While nothing about this story felt revolutionary to me, I would definitely call it a highlight of the book for its cohesion and breezy feel. Were there any other stories in the Talent Showcase that stuck out to you, Kyle? How did you feel about vets like Khary Randolph and Barnaby Bagenda producing work in this book?
Kyle: I quite enjoyed the Hena Khan/Emanuela Lupacchino Wonder Girl story: “Digging Up Demons”, which leaned hard into the cave diving, explorer parentage of Cassandra Sandsmark. Cassandra’s character has been treated pretty poorly since the New 52 relaunch, so this story acts as a nice about-face…a bit of a Rebirth if you will! As for the Randolph and Bagenda’s contributions, I think they’re most welcome, though the stories they’re attached didn’t do a whole lot for me. I’m happy to see Bagenda back on Kyle Rayner and Michael Moreci’s script is awfully sweet to say the least, but it falls a bit victim to what a lot of the stories here end up having to battle with, which is just not having enough space to dig into their stories. I’d love to see Moreci get a little more breathing room to really explore Kyle and Carol’s relationship, but as it stands, this introductory salvo ended on a strange note for me. I could see this spinning out further into a compelling relationship drama, so on that end I guess it did enough of the trick it needed to do, though.

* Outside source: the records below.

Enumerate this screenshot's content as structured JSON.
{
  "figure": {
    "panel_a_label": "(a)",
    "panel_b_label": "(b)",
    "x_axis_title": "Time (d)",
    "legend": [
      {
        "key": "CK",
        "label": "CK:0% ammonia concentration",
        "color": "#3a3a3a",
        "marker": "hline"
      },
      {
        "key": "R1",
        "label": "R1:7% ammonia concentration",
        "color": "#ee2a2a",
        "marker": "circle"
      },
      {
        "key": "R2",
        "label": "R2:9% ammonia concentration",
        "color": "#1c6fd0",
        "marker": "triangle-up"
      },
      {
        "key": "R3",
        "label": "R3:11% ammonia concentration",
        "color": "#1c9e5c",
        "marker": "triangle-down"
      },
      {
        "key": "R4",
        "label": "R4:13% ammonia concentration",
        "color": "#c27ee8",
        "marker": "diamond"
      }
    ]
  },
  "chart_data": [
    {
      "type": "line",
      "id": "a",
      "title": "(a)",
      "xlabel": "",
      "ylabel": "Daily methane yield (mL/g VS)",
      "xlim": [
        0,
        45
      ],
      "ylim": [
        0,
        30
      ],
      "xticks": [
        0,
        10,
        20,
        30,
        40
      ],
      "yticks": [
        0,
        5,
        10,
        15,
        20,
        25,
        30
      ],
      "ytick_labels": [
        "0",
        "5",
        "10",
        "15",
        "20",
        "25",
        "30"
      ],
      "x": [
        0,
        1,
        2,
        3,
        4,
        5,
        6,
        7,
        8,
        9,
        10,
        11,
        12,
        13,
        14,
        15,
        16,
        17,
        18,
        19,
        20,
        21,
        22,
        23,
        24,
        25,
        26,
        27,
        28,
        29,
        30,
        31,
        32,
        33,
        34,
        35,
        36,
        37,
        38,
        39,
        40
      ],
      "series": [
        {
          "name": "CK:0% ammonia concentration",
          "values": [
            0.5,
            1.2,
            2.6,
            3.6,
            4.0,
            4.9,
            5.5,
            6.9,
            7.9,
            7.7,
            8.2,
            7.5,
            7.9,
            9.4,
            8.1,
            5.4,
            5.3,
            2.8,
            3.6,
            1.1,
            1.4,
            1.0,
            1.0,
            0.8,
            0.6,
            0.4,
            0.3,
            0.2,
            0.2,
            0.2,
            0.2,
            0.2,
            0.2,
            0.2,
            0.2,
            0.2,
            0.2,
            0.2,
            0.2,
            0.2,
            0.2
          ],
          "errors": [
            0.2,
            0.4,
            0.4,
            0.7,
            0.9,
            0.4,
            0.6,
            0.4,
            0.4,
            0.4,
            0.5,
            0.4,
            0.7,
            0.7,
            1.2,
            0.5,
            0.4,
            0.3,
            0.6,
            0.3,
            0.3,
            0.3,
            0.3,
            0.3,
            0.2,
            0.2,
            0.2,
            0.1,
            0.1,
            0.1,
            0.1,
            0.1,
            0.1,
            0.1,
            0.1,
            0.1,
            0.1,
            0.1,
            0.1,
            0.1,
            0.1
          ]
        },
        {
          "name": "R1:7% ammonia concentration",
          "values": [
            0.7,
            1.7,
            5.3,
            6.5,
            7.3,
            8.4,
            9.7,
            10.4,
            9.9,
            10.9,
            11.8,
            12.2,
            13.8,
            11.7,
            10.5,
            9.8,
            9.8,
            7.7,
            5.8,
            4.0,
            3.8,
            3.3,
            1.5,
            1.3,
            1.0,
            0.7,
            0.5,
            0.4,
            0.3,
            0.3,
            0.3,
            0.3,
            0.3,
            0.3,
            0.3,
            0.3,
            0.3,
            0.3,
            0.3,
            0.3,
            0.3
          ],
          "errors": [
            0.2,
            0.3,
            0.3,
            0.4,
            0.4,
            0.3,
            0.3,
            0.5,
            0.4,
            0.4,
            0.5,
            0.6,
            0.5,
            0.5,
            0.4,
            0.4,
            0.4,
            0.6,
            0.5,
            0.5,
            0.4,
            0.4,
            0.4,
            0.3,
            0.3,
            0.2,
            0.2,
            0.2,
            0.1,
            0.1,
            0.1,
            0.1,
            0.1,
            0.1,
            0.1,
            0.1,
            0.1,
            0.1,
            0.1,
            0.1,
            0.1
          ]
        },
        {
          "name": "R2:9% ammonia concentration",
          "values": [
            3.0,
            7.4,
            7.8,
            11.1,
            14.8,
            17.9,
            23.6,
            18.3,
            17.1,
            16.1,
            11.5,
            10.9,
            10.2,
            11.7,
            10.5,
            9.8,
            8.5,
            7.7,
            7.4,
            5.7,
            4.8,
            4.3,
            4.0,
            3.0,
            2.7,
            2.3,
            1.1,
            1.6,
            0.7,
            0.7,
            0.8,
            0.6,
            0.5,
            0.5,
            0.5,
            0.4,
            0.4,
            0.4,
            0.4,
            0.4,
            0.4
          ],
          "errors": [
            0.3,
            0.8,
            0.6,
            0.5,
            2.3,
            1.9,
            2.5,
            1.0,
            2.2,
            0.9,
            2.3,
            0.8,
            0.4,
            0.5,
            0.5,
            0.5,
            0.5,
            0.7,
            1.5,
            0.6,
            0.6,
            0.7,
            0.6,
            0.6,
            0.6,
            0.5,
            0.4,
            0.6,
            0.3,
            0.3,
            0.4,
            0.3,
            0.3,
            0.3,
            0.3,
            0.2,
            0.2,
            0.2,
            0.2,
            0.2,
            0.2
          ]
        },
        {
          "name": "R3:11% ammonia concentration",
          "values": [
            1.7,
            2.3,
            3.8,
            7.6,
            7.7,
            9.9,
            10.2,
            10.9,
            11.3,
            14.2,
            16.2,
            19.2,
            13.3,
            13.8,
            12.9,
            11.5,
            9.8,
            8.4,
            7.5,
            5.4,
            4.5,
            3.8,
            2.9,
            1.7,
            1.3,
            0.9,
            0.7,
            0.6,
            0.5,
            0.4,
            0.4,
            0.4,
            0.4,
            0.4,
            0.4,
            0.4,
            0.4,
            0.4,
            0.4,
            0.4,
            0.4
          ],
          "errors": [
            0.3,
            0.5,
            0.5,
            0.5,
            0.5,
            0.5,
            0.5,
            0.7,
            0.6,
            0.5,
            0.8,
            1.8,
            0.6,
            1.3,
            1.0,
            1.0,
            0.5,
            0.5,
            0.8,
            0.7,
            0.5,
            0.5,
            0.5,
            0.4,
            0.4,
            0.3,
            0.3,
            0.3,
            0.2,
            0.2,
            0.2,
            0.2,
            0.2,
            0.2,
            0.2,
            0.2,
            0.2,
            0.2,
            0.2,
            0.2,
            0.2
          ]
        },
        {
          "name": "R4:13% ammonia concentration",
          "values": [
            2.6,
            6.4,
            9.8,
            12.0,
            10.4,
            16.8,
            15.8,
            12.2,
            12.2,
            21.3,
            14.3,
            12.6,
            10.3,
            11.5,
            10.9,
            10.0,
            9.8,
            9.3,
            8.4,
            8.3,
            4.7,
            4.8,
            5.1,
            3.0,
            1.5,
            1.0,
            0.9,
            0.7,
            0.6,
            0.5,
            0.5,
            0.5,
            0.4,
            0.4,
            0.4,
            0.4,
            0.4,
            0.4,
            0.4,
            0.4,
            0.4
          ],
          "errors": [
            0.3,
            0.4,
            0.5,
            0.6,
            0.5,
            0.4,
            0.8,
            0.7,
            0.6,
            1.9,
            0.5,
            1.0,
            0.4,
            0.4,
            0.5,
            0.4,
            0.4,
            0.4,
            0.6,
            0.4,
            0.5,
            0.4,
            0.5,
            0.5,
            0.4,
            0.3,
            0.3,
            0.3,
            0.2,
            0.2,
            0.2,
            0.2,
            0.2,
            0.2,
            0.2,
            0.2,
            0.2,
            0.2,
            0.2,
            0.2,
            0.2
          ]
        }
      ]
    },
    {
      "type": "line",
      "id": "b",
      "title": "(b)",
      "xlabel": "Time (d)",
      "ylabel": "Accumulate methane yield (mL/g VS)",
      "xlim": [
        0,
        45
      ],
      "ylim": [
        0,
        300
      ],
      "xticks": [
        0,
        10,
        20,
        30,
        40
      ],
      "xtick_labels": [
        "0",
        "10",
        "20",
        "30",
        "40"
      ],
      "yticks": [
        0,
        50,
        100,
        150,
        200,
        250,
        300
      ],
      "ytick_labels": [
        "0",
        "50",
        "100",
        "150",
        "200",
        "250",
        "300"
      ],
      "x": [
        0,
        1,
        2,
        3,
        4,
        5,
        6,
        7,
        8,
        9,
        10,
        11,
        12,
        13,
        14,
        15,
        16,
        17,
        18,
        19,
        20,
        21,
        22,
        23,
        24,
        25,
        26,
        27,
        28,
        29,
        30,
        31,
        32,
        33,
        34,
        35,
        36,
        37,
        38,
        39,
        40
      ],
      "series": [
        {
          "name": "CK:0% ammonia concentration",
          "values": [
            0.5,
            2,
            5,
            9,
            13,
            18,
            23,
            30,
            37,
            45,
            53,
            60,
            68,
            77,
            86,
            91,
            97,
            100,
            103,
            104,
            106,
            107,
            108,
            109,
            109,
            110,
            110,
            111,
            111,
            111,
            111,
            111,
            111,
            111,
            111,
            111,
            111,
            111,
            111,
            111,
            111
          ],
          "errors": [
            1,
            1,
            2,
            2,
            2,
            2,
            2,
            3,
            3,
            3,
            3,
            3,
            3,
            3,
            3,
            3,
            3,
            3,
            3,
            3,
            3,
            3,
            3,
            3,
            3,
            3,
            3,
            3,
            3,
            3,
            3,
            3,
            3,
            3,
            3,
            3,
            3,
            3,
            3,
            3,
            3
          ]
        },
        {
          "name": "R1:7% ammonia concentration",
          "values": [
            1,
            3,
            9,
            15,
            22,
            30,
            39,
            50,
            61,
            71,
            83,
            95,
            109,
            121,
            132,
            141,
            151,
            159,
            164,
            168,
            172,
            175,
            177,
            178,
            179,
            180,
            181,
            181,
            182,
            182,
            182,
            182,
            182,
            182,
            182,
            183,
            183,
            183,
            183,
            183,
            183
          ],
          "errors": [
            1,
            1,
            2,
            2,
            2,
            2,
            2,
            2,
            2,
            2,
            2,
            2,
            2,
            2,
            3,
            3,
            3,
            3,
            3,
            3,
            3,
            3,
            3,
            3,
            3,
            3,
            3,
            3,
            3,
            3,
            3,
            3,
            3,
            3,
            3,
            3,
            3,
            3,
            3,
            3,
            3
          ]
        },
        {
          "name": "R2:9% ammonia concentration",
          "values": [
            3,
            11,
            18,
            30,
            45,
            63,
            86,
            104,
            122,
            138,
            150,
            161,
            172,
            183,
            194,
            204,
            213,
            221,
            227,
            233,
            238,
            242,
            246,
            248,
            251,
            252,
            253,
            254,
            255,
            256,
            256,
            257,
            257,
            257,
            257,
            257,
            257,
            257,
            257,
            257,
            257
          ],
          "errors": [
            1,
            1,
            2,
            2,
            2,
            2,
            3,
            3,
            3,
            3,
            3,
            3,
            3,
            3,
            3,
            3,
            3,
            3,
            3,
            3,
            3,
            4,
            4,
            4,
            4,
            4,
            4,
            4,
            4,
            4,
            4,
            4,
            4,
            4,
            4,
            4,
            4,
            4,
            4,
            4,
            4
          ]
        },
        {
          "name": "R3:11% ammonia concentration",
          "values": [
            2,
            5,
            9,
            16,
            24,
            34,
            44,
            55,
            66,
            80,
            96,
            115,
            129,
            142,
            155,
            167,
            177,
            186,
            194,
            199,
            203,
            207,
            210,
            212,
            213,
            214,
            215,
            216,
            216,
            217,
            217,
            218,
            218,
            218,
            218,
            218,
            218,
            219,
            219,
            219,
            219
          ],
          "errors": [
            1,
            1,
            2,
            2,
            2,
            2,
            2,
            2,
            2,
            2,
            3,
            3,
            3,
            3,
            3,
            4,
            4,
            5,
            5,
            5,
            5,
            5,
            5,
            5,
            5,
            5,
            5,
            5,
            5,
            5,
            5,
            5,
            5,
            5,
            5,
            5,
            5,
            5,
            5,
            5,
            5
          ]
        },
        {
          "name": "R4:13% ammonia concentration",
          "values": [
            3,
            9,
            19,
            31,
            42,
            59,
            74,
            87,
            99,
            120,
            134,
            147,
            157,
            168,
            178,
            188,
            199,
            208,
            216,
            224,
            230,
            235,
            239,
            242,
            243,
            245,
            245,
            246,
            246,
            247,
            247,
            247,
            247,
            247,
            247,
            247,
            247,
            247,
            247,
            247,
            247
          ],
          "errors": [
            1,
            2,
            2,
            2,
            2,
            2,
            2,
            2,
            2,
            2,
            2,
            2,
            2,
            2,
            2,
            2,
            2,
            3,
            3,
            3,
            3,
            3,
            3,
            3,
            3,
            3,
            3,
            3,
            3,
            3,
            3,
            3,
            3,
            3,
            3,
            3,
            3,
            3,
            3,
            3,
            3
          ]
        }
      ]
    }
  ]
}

As for Randolph’s and Vita Ayala’s Wonder Woman story– their take on Diana was way too heavy on the sword and shield and sometimes brutish tendencies of the New 52 Wonder Woman for my taste. Also, this is a ridiculous nitpick, but I was really bothered by the fact that Diana refers to The Flash as Wally, even though it’s the Barry costume design and this is clearly an on-brand Rebirth take on Wonder Woman. I know I should just ignore those things in a book where continuity doesn’t particularly matter, but I guess my frustration with this element of the story provides some indication about how much trouble I was having with this story to begin with.
Anyhow, as with any book of this nature, it’s a mixed bag, and some of these new voices will grab you dependent upon what you’re specifically looking for in your DC adventuring. Given the price tag, I’d probably recommend a browse first, and if just enough catches your eye then going from there. What do you think, Alex?
Alex: I agree. $7.99 is no laughing matter, but you do get 74~ pages of content so there’s sure to be something that will catch your eye. This title might be of particular note if you consider yourself a forward thinking reader who wants to get a look at where DC editorial is heading or at the talents you’ll likely see representing the creative side of the industry as a whole in the years to come.